Miles decided he definitely didn't like the new antigrav crutches, even though they were worn invisibly inside his clothing. They gave his walk a slithery uncertainty that made him feel spastic. He would have preferred a good old-fashioned stick, or better yet a swordstick like Captain Koudelka's that one could drive into the ground with a satisfying thunk at each step, as if spearing some suitable enemy—Kostolitz, for example. He paused to gather his balance before tackling the steps to Vorkosigan House.

Minute particles in their worn granite scintillated warmly in the autumn morning light, in spite of the industrial haze that hung over the capital city of Vorbarr Sultana. A racket from farther down the street marked where a similar mansion was being demolished to make way for a modern building. Miles glanced up to the high- rise directly across the street; a figure moved against the roofline. The battlements had changed, but the watchful soldiers still stalked along them.

Bothari, looming silently beside him, bent suddenly to retrieve a lost coin from the walkway. He placed it carefully in his left pocket. The dedicated pocket.

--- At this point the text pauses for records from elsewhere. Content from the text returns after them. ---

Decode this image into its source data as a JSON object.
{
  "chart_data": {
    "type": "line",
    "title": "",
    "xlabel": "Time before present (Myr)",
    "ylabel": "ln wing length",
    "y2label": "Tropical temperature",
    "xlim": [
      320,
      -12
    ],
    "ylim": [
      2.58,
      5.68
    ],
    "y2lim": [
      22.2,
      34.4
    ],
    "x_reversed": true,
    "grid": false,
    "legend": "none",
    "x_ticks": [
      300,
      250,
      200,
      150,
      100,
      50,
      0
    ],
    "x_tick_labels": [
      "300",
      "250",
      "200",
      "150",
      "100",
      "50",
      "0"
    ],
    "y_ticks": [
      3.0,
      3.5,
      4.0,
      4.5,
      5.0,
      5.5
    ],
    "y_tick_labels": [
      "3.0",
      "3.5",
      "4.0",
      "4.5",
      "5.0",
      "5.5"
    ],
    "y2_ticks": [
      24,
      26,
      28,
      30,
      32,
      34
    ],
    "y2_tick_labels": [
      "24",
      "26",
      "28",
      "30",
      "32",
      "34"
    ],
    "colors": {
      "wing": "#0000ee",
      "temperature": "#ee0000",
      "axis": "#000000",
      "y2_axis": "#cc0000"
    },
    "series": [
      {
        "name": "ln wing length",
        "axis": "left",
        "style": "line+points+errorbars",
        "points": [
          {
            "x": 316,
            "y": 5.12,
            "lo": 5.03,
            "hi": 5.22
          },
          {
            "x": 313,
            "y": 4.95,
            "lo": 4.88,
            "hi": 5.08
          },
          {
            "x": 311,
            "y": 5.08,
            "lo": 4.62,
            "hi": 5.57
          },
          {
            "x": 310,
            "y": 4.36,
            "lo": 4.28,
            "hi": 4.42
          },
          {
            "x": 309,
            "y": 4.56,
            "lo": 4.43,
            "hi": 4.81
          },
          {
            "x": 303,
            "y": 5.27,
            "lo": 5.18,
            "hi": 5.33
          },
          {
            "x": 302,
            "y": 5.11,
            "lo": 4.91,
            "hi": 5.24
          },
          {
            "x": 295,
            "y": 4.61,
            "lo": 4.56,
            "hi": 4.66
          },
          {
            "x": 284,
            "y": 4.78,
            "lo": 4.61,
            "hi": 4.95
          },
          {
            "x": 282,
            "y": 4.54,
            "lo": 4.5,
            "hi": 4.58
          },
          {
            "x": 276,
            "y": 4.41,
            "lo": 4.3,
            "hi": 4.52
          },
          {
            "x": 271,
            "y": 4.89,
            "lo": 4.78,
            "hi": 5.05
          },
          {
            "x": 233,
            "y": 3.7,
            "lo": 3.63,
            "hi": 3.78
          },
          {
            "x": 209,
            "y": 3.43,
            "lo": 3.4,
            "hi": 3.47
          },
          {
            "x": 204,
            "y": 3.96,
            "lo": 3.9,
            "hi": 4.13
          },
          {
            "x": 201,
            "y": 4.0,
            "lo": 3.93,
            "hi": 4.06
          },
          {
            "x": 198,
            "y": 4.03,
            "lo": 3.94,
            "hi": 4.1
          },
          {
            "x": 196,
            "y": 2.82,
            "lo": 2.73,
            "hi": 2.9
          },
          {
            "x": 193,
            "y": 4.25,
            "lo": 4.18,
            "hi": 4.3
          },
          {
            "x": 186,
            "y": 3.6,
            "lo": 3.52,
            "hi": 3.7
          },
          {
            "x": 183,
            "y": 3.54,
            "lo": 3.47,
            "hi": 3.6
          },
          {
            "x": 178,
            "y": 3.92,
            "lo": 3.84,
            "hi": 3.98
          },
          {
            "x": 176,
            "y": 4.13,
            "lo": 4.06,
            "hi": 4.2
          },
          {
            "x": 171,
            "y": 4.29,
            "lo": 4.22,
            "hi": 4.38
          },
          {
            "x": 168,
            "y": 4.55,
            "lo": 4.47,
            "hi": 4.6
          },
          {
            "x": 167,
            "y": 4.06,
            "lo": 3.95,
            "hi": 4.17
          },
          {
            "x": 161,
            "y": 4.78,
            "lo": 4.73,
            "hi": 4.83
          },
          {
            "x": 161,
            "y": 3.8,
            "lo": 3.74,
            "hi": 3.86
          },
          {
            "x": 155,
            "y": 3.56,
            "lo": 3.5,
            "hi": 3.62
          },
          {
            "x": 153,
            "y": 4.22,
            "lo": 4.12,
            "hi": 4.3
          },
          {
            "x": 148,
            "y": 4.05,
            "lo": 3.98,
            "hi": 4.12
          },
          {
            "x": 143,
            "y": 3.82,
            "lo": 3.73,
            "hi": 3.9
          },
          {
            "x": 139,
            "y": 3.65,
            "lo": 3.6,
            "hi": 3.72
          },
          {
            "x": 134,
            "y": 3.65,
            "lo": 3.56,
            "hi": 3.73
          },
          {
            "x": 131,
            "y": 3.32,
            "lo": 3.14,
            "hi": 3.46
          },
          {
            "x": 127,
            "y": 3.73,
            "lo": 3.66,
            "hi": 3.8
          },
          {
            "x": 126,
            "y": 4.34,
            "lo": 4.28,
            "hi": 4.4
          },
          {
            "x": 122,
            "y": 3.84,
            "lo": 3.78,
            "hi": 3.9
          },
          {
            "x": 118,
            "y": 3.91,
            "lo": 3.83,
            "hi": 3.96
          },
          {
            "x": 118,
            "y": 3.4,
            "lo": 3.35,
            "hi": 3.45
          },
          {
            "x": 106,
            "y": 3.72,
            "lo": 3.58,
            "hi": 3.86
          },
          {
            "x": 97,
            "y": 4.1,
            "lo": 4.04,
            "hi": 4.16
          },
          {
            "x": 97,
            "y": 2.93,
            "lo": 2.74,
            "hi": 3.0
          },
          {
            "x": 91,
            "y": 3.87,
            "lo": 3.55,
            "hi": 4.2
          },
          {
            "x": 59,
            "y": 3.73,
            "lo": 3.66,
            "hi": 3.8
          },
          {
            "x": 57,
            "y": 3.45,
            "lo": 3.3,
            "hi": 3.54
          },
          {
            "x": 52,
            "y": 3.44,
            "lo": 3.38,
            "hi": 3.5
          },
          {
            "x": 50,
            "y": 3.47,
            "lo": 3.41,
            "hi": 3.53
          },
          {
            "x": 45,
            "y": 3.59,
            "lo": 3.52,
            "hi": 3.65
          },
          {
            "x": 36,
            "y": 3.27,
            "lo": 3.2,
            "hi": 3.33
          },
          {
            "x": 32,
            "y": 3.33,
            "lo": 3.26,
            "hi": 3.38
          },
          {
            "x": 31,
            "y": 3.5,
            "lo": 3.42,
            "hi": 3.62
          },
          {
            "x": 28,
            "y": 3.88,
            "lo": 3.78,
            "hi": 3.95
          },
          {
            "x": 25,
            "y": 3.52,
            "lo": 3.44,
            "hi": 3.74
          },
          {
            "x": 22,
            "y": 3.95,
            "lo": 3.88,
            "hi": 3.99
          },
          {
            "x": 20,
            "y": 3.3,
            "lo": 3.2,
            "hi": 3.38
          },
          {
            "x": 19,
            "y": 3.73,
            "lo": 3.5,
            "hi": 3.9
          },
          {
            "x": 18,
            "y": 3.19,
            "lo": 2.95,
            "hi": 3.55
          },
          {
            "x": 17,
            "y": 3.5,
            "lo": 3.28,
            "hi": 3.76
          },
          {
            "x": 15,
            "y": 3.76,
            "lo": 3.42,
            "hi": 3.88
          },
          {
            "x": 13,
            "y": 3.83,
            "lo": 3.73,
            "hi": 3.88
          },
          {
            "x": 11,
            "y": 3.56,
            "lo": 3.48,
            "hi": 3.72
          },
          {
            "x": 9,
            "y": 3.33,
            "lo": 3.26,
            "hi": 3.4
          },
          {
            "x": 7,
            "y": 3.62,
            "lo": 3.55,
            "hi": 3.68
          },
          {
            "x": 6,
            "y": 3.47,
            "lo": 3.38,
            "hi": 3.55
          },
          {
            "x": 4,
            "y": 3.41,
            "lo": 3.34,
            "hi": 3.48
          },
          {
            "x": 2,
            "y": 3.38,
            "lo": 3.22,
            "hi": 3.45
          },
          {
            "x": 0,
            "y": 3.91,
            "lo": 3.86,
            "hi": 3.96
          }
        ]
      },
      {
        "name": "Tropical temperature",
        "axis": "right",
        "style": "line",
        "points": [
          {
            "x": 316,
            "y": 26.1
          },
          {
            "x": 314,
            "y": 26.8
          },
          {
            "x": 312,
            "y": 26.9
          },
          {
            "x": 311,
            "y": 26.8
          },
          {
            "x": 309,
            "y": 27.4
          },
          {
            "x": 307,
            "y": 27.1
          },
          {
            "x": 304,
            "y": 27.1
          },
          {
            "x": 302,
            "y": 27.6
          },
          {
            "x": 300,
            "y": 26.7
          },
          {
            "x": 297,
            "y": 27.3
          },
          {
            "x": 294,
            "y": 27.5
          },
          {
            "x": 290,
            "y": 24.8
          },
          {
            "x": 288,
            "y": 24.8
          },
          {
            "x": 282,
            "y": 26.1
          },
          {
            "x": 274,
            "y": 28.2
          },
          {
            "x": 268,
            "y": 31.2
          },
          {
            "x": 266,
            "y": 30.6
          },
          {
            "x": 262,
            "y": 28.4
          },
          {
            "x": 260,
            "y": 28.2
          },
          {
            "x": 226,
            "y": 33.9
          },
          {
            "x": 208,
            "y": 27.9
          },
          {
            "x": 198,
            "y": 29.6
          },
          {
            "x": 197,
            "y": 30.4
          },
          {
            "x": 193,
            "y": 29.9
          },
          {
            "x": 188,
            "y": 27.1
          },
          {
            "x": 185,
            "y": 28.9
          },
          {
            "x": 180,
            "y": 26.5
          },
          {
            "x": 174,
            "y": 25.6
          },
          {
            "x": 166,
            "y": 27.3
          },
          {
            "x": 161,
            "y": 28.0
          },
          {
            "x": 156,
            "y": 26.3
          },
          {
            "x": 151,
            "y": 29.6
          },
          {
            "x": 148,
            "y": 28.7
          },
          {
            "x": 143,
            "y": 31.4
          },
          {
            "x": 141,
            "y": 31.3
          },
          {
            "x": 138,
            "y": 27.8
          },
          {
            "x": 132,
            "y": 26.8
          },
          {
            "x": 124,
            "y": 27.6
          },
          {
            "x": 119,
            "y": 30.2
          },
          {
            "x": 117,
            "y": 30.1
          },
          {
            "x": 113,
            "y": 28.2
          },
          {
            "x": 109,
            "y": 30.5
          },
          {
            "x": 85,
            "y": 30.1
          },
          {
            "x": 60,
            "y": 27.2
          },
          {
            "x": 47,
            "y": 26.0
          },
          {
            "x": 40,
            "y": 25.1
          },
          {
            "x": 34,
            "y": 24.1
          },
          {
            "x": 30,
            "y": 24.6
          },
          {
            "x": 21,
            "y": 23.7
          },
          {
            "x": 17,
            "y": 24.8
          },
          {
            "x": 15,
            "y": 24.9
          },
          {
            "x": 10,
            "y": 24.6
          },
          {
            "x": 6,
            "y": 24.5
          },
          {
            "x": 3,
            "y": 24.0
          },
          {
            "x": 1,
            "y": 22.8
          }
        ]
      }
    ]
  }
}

One corner of Miles's mouth lifted, and his eyes warmed with amusement. 'Still the dowry?'

'Of course,' said Bothari serenely. His voice was deep bass, monotonous in cadence. One had to know him a long time to interpret its expressionlessness. Miles knew every minute variation in its timbre as a man knows his own room in the dark.

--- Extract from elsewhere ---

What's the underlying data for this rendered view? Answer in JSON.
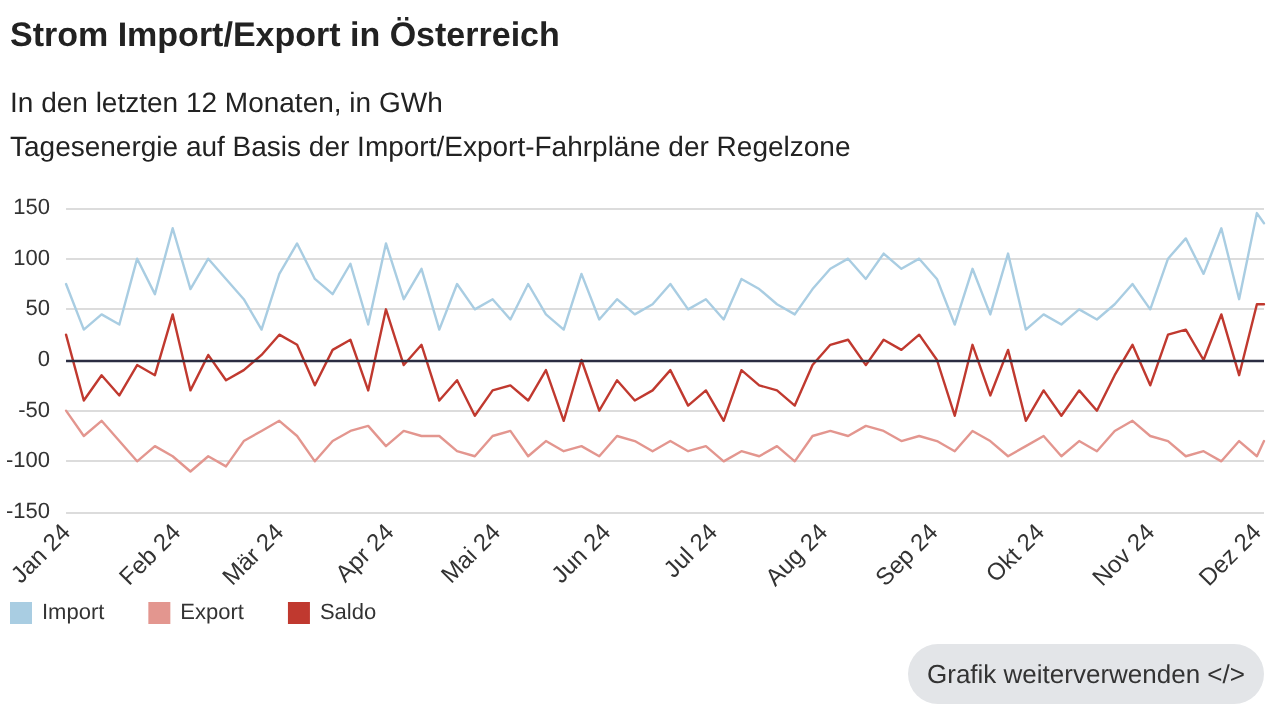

'You've been pinching tenth-marks for Elena as long as I can remember. Dowries went out with the horse cavalry, for God's sake. Even the Vor marry without them these days. This isn't the Time of Isolation.' Miles made his mockery gentle in tone, carefully fitted to Bothari's obsession. Bothari, after all, had always treated Miles's ridiculous craze seriously.

'I mean her to have everything right and proper.'

'You ought to have enough saved up to buy Gregor Vorbarra by now,' said Miles, thinking of the hundreds of small economies his bodyguard had practiced before him, over the years, for the sake of his daughter's dowry.

'Shouldn't joke about the Emperor.' Bothari depressed this random stab at humor firmly, as it deserved.